だか、その驚きよりも、少女の視線が、まるで金縛りにあったかのように尚子の足を動けなくしていた。
(な、なに……?)
少女は、異常なほど自分だけに関心を示しているのが、はっきりと見てとれる。
関心。
興味。
そんな、なま易しいものではない。
感じる――。
全身の肌がびりびりするほど感じる。
隠す気もない、まるで獲物を見つけた獣のような――これは殺意だ。
逃げろ。
逃げるべきだ。
尚子の全身の毛が逆立つようにして、危険を告げていた。
少女が、また一歩、前に足を出す。そのたびに、水面が波紋を作った。
尚子の喉がなる。
「おまえ、泡雪を殺したのか?」
少女は言った。
微かに少女の目が妖しく光ったような気がして、ぐっと息を止めた。次の瞬間、少女は、どうやったのか、あっという間に尚子のすぐ目の前へと移動した。
突然のことに、尚子は悲鳴をあげることもできずに、ただ、驚きに目を見張った。
すぐに、その驚きは芽生えていた恐怖を増長させ、自分ではどうすることもできない震えが指先を襲い始める。それでも懸命に少女を見据えた。
相手から目をそらしたら敗けだ。そんな自然界の掟に本能的に従っていた。
「間違えない。おまえから、泡雪の匂いがする」
一瞬何を言われたのか分からなかった。完全に恐怖に支配された脳は、うまく働いてくれない。ただ、その場にへたれこみそうなのを必死に耐えていた。
「……あ、泡雪……?」
やっと出た声は、勝手に上ずる。
「殺したのか?」
言いながら、少女の琥珀色の瞳が徐々に上昇していった。自然に尚子の視線もそれを追う。ついに尚子の顔の高さと少女の顔の高さが揃う。

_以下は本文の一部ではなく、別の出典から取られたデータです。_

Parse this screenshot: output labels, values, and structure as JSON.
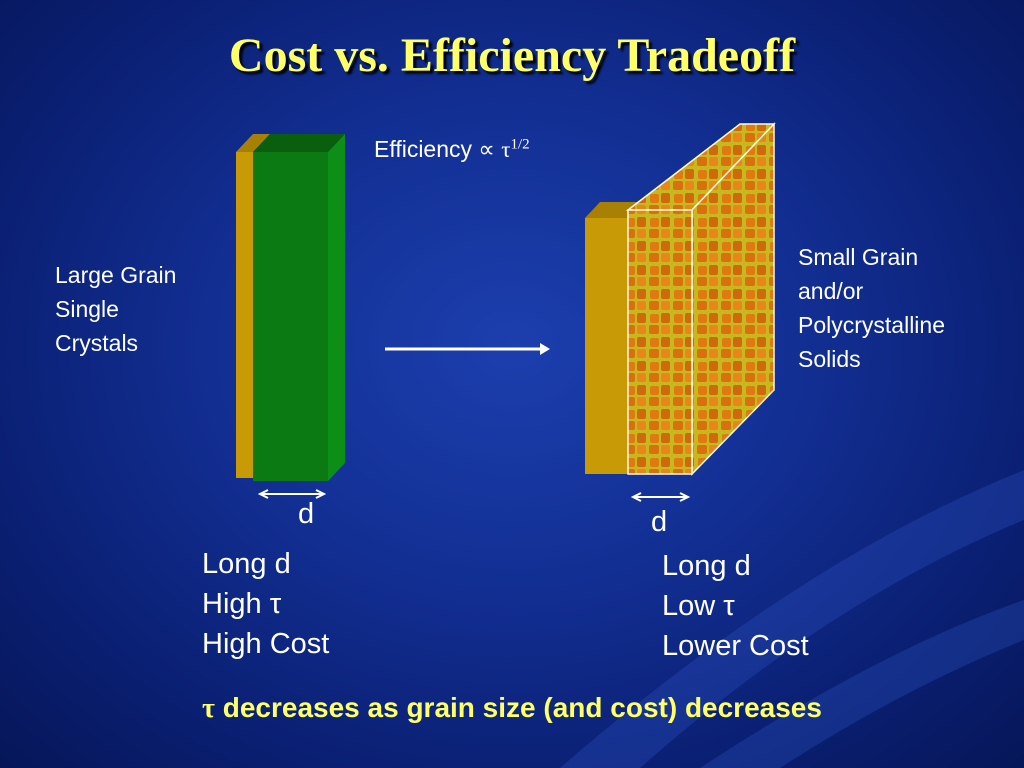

少女の背が急激に伸びたのではない。少女は空中に浮いていた。
尚子は背中を嫌な汗が流れていくのを感じた。
(ア、アヤカシか……!)
ごくりと尚子の喉が鳴った。
「それにしてはおかしい。おまえに、それほどの力があるとは思えない。どういうことだ?」
「……」
妖しげに輝く琥珀色の瞳が、尚子の体中を舐め回すように上下に走る。生きたまま切り刻まれ、その肉片の一つ一つ、細部まで覗かれているような気分だった。

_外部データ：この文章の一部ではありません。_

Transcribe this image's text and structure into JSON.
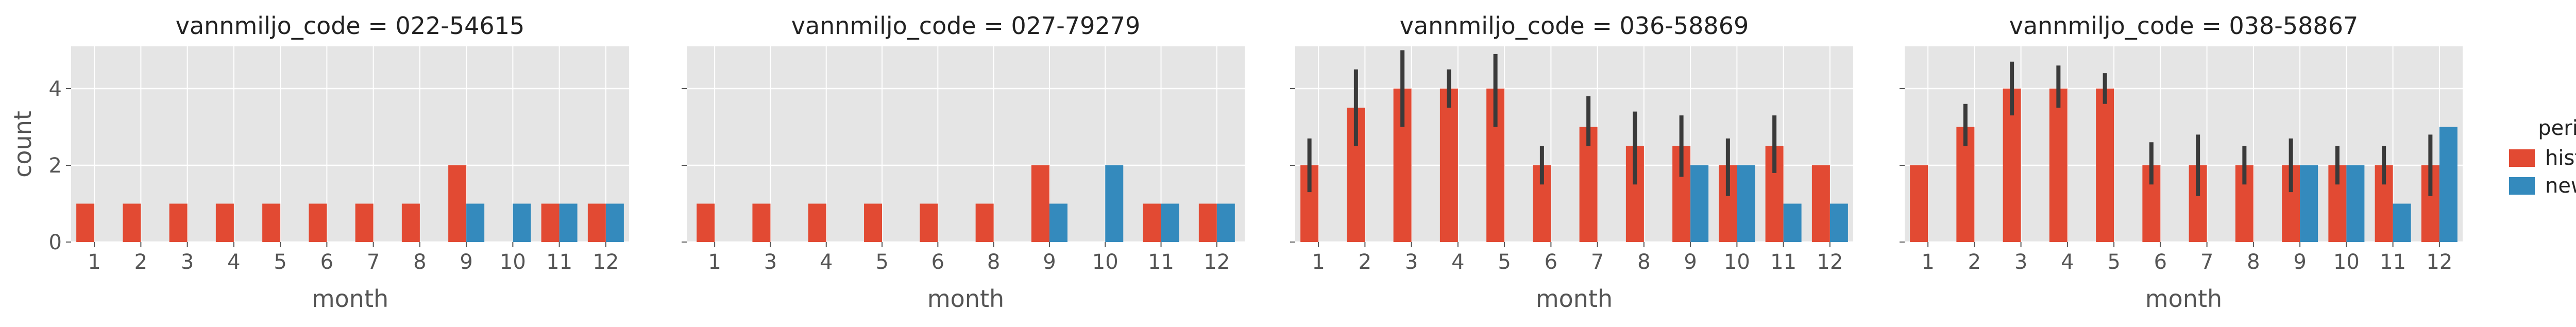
{
  "figure": {
    "ylabel": "count",
    "xlabel": "month",
    "legend": {
      "title": "period",
      "placement": "right",
      "entries": [
        {
          "label": "historic",
          "color": "#e24a33"
        },
        {
          "label": "new",
          "color": "#348abd"
        }
      ]
    },
    "y_ticks": [
      "0",
      "2",
      "4"
    ]
  },
  "chart_data": [
    {
      "type": "bar",
      "title": "vannmiljo_code = 022-54615",
      "xlabel": "month",
      "ylabel": "count",
      "categories": [
        "1",
        "2",
        "3",
        "4",
        "5",
        "6",
        "7",
        "8",
        "9",
        "10",
        "11",
        "12"
      ],
      "ylim": [
        0,
        5.1
      ],
      "grid": true,
      "series": [
        {
          "name": "historic",
          "color": "#e24a33",
          "values": [
            1,
            1,
            1,
            1,
            1,
            1,
            1,
            1,
            2,
            null,
            1,
            1
          ],
          "error_low": [
            null,
            null,
            null,
            null,
            null,
            null,
            null,
            null,
            null,
            null,
            null,
            null
          ],
          "error_high": [
            null,
            null,
            null,
            null,
            null,
            null,
            null,
            null,
            null,
            null,
            null,
            null
          ]
        },
        {
          "name": "new",
          "color": "#348abd",
          "values": [
            null,
            null,
            null,
            null,
            null,
            null,
            null,
            null,
            1,
            1,
            1,
            1
          ],
          "error_low": [
            null,
            null,
            null,
            null,
            null,
            null,
            null,
            null,
            null,
            null,
            null,
            null
          ],
          "error_high": [
            null,
            null,
            null,
            null,
            null,
            null,
            null,
            null,
            null,
            null,
            null,
            null
          ]
        }
      ]
    },
    {
      "type": "bar",
      "title": "vannmiljo_code = 027-79279",
      "xlabel": "month",
      "ylabel": "",
      "categories": [
        "1",
        "3",
        "4",
        "5",
        "6",
        "8",
        "9",
        "10",
        "11",
        "12"
      ],
      "ylim": [
        0,
        5.1
      ],
      "grid": true,
      "series": [
        {
          "name": "historic",
          "color": "#e24a33",
          "values": [
            1,
            1,
            1,
            1,
            1,
            1,
            2,
            null,
            1,
            1
          ],
          "error_low": [
            null,
            null,
            null,
            null,
            null,
            null,
            null,
            null,
            null,
            null
          ],
          "error_high": [
            null,
            null,
            null,
            null,
            null,
            null,
            null,
            null,
            null,
            null
          ]
        },
        {
          "name": "new",
          "color": "#348abd",
          "values": [
            null,
            null,
            null,
            null,
            null,
            null,
            1,
            2,
            1,
            1
          ],
          "error_low": [
            null,
            null,
            null,
            null,
            null,
            null,
            null,
            null,
            null,
            null
          ],
          "error_high": [
            null,
            null,
            null,
            null,
            null,
            null,
            null,
            null,
            null,
            null
          ]
        }
      ]
    },
    {
      "type": "bar",
      "title": "vannmiljo_code = 036-58869",
      "xlabel": "month",
      "ylabel": "",
      "categories": [
        "1",
        "2",
        "3",
        "4",
        "5",
        "6",
        "7",
        "8",
        "9",
        "10",
        "11",
        "12"
      ],
      "ylim": [
        0,
        5.1
      ],
      "grid": true,
      "series": [
        {
          "name": "historic",
          "color": "#e24a33",
          "values": [
            2,
            3.5,
            4,
            4,
            4,
            2,
            3,
            2.5,
            2.5,
            2,
            2.5,
            2
          ],
          "error_low": [
            1.3,
            2.5,
            3,
            3.5,
            3,
            1.5,
            2.5,
            1.5,
            1.7,
            1.2,
            1.8,
            null
          ],
          "error_high": [
            2.7,
            4.5,
            5,
            4.5,
            4.9,
            2.5,
            3.8,
            3.4,
            3.3,
            2.7,
            3.3,
            null
          ]
        },
        {
          "name": "new",
          "color": "#348abd",
          "values": [
            null,
            null,
            null,
            null,
            null,
            null,
            null,
            null,
            2,
            2,
            1,
            1
          ],
          "error_low": [
            null,
            null,
            null,
            null,
            null,
            null,
            null,
            null,
            null,
            null,
            null,
            null
          ],
          "error_high": [
            null,
            null,
            null,
            null,
            null,
            null,
            null,
            null,
            null,
            null,
            null,
            null
          ]
        }
      ]
    },
    {
      "type": "bar",
      "title": "vannmiljo_code = 038-58867",
      "xlabel": "month",
      "ylabel": "",
      "categories": [
        "1",
        "2",
        "3",
        "4",
        "5",
        "6",
        "7",
        "8",
        "9",
        "10",
        "11",
        "12"
      ],
      "ylim": [
        0,
        5.1
      ],
      "grid": true,
      "series": [
        {
          "name": "historic",
          "color": "#e24a33",
          "values": [
            2,
            3,
            4,
            4,
            4,
            2,
            2,
            2,
            2,
            2,
            2,
            2
          ],
          "error_low": [
            null,
            2.5,
            3.3,
            3.5,
            3.6,
            1.5,
            1.2,
            1.5,
            1.3,
            1.5,
            1.5,
            1.2
          ],
          "error_high": [
            null,
            3.6,
            4.7,
            4.6,
            4.4,
            2.6,
            2.8,
            2.5,
            2.7,
            2.5,
            2.5,
            2.8
          ]
        },
        {
          "name": "new",
          "color": "#348abd",
          "values": [
            null,
            null,
            null,
            null,
            null,
            null,
            null,
            null,
            2,
            2,
            1,
            3
          ],
          "error_low": [
            null,
            null,
            null,
            null,
            null,
            null,
            null,
            null,
            null,
            null,
            null,
            null
          ],
          "error_high": [
            null,
            null,
            null,
            null,
            null,
            null,
            null,
            null,
            null,
            null,
            null,
            null
          ]
        }
      ]
    }
  ]
}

最後に、少女の瞳が、尚子の怯える瞳を捉え、微かに赤く光った。
全身が瞬時に氷つくような殺気に、尚子の心臓が飛び出そうなほど、強く脈打った。
――喰われる!
そう思った。
人間によく似たこの美しい異形のモノは、彼女の縄張りを侵した自分を喰らいに来たのだと思った。
瞬もできないほどの緊張――。
息の仕方も思い出せずにいると、意外にも、少女は、すーっと目をそらした。
「――立ち去れ」
それだけ言うと、こちらに背を向けてしまう。
「えっ……」
訳がわからず、尚子の目が泳ぐ。
「――――泡雪は朧が唯一、認めた相手。ゆえに、おまえを生かそう」
「ま、待てっ!!」
少女がそのまま消えてしまうような気がして、尚子は慌てて引き止めた。少女は少しだけ尚子を振り返った。

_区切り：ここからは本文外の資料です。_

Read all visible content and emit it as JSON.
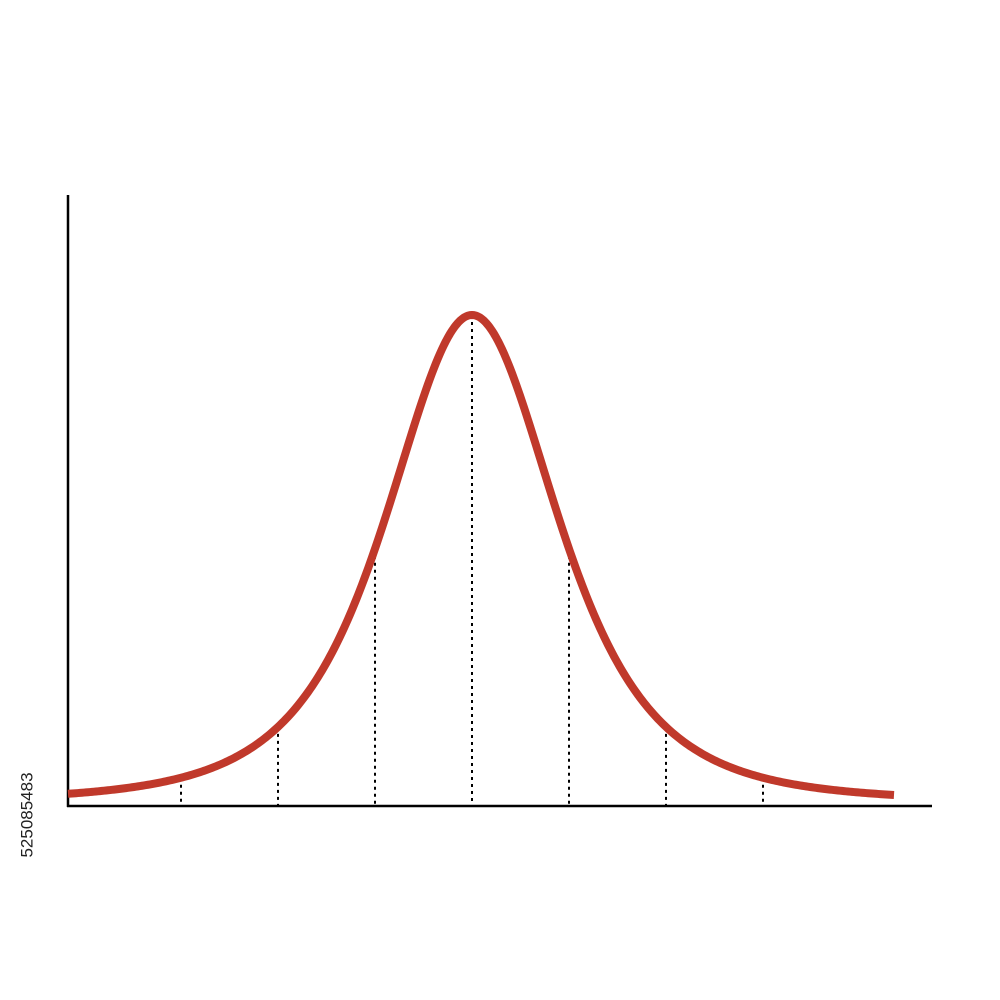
{
  "image_id": "525085483"
}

「……何のことだかわからない! 泡雪とはなんだ! 朧とは───」
「――立ち去れ」
ふわりと風が巻き起こった。尚子の長い髪が揺れる。
まるでその風に、かき消されたかのように、少女の姿は消えていた。そこに確かに存在していたという事実さえ、残さぬように――。
ふいに、どこかで鳥が囀ずった。
柔らかなそよ風に、木漏れ日が揺れた。
明らかに、泉は日常を取り戻していた。
「――――」
緊張のあまりからからに乾いた口の中を潤そうと、唾を飲み込もうとしたが、唾なんて出てきそうにない。
(助かった……のか?)
ほっとした。
ほっとしたら、体中から力が抜け、へなへなとその場にへたれ込んでしまった。
ほぼ同時に、背後でドサッという音が聞こえた。小春丸も腰が抜けたらしい。
────『泡雪は朧が唯一、認めた相手。ゆえに、おまえを生かそう』
“生かす”いうことは、やはり、あの娘は自分を殺そうとしていたのだ。
体中を無数の羽虫が這うような悪寒が走る。
脳裏に焼き付いて離れない、あの琥珀色の瞳。
あの少女はきっと、アヤカシに違いない。あんな妖しい色の瞳を持ち、宙に体を浮かせる人間を、尚子は知らない。
尚子は少女が先ほどまで立っていた場所を見やる。足跡一つ残されていない。
唯一、残されたのは、少女が自分に投げかけた言葉。
――『泡雪を殺したのか?』
少女の声が、生々しく思い出された。
(泡雪……誰なんだ……)
尚子は、じっと、泉の対岸を見つめたが、答えは返ってくるはずもなかった。